(cross-posting to dev)
Hi Jake,
I'm on thin ice here, but just a few more words on the math details here
would help me sort this out. I've run the DistributedLanczosSolver on
the small testdata set in TestClusterDumper:
Path output = getTestTempDirPath("output");
Path tmp = getTestTempDirPath("tmp");
Configuration config = new Configuration();
Path eigenvectors = new Path(output, "eigenvectors");
config.set("mapred.output.dir", eigenvectors.toString());
DistributedLanczosSolver solver = new DistributedLanczosSolver();
solver.setConf(config);
Path testData = getTestTempDirPath("testdata");
solver.run(testData, tmp, sampleData.size(),
sampleData.get(0).get().size(), false, 8);
This produces 7 (not 8?) vectors in the eigenvectors file. If I then
build DistributedRowMatrices out of these I get matrices that are
ill-shaped to multiply directly. Clearly a literal translation of your
text is incorrect:
// now multiply the testdata matrix and the eigenvector matrix
DistributedRowMatrix svd = new DistributedRowMatrix(eigenvectors,
tmp, 8, 38);
DistributedRowMatrix data= new DistributedRowMatrix(testData, tmp,
15, 38);
DistributedRowMatrix sData = data.times(svd);
// now run the Canopy job to prime kMeans canopies
CanopyDriver.runJob(svd.getRowPath(), output, measure, 8, 4, false,
false);
Reading up on eigendecomposition, it looks like (DATA ~= SVD D SVD')

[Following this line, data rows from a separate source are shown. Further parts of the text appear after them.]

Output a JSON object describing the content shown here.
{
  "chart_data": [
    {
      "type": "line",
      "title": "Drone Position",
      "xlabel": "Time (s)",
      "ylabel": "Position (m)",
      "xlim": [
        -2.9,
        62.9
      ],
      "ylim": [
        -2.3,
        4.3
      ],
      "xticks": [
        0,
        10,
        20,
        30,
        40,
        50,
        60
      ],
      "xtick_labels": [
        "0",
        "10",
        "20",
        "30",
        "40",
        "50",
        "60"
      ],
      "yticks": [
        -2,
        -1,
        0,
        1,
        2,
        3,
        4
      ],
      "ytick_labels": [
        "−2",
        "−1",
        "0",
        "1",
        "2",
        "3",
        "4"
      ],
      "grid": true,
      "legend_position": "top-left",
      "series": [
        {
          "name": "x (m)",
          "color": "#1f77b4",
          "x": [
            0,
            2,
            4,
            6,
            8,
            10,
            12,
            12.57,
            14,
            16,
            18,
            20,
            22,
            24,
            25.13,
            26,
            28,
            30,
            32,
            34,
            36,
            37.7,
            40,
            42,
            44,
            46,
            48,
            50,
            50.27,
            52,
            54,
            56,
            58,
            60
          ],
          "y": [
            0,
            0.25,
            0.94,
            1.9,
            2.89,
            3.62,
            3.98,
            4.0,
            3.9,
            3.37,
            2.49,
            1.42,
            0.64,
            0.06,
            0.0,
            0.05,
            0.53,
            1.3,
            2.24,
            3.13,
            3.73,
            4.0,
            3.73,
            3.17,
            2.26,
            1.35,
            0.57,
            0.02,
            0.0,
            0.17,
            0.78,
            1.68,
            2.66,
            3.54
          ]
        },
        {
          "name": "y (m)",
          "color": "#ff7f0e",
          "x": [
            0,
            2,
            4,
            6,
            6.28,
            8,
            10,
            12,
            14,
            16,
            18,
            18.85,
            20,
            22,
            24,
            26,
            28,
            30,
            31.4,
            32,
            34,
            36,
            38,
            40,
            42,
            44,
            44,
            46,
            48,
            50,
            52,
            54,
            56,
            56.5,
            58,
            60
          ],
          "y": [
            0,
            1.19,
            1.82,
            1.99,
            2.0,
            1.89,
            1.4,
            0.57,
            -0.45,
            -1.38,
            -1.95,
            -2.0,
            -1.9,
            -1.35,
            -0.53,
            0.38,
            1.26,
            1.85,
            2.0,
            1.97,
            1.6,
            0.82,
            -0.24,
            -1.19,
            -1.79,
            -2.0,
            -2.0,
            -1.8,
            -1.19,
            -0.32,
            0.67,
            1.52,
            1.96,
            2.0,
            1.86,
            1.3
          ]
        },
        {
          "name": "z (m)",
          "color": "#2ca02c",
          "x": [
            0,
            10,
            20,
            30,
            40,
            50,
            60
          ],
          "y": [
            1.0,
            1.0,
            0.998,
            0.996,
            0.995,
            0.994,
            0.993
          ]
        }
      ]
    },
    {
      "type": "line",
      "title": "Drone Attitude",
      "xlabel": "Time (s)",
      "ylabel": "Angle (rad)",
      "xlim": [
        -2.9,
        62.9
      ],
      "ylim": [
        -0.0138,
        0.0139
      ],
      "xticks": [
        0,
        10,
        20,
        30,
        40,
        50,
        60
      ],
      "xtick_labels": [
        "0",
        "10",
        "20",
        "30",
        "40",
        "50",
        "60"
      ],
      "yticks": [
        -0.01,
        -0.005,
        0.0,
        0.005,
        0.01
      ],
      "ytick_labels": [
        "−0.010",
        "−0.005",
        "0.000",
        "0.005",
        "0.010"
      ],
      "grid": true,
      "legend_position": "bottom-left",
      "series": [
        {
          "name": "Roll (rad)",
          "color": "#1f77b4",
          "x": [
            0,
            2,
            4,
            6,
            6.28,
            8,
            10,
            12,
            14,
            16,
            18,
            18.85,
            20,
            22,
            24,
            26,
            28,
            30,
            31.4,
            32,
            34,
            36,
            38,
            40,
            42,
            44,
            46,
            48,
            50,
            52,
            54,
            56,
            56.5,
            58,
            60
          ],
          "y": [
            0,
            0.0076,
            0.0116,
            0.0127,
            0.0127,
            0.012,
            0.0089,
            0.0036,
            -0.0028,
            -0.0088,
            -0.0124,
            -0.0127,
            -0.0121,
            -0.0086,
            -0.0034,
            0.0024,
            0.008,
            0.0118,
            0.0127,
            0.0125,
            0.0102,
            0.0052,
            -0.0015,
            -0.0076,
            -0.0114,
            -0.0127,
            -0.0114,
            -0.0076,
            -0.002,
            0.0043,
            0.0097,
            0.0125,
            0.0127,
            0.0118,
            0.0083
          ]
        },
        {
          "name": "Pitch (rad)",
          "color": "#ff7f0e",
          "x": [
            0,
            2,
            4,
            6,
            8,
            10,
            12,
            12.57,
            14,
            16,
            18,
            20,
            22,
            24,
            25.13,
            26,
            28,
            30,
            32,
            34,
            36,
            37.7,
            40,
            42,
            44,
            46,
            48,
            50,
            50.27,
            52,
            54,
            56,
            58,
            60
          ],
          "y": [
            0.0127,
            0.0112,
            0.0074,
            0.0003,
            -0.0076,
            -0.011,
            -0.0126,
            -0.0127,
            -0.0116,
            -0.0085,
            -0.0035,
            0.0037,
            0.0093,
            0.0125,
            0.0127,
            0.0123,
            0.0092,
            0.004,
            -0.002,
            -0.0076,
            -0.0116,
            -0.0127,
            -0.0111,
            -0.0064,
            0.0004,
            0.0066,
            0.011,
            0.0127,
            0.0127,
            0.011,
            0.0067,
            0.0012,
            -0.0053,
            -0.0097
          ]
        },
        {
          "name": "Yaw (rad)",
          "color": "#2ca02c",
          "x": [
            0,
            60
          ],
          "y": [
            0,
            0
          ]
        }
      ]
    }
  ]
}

would be more like it. But the solver only outputs the eigenvectors and
it ignores the eigenvalues. So, I cannot construct D. Can you point me
back towards the right path? It has been soo long since my grad school
advanced matrices course.
Isn't this related to spectral clustering?
On 9/2/10 10:50 AM, Jake Mannix wrote:
Derek,
The step Jeff's referring to is that the SVD output is a set of vectors in
the "column space" of your original set of rows (your input matrix). If you
want to cluster your original data, projected onto this new SVD basis, you
need to matrix multiply your SVD matrix by your original data. Depending on
how big your data is (number of rows and columns and rank of the reduction),
you can do this in either one or two map-reduce passes.
If you need more detail, I can spell that out a little more directly. It
should actually be not just explained in words, but coded into the examples,
now that I think of it... need. more. hours. in. day....
-jake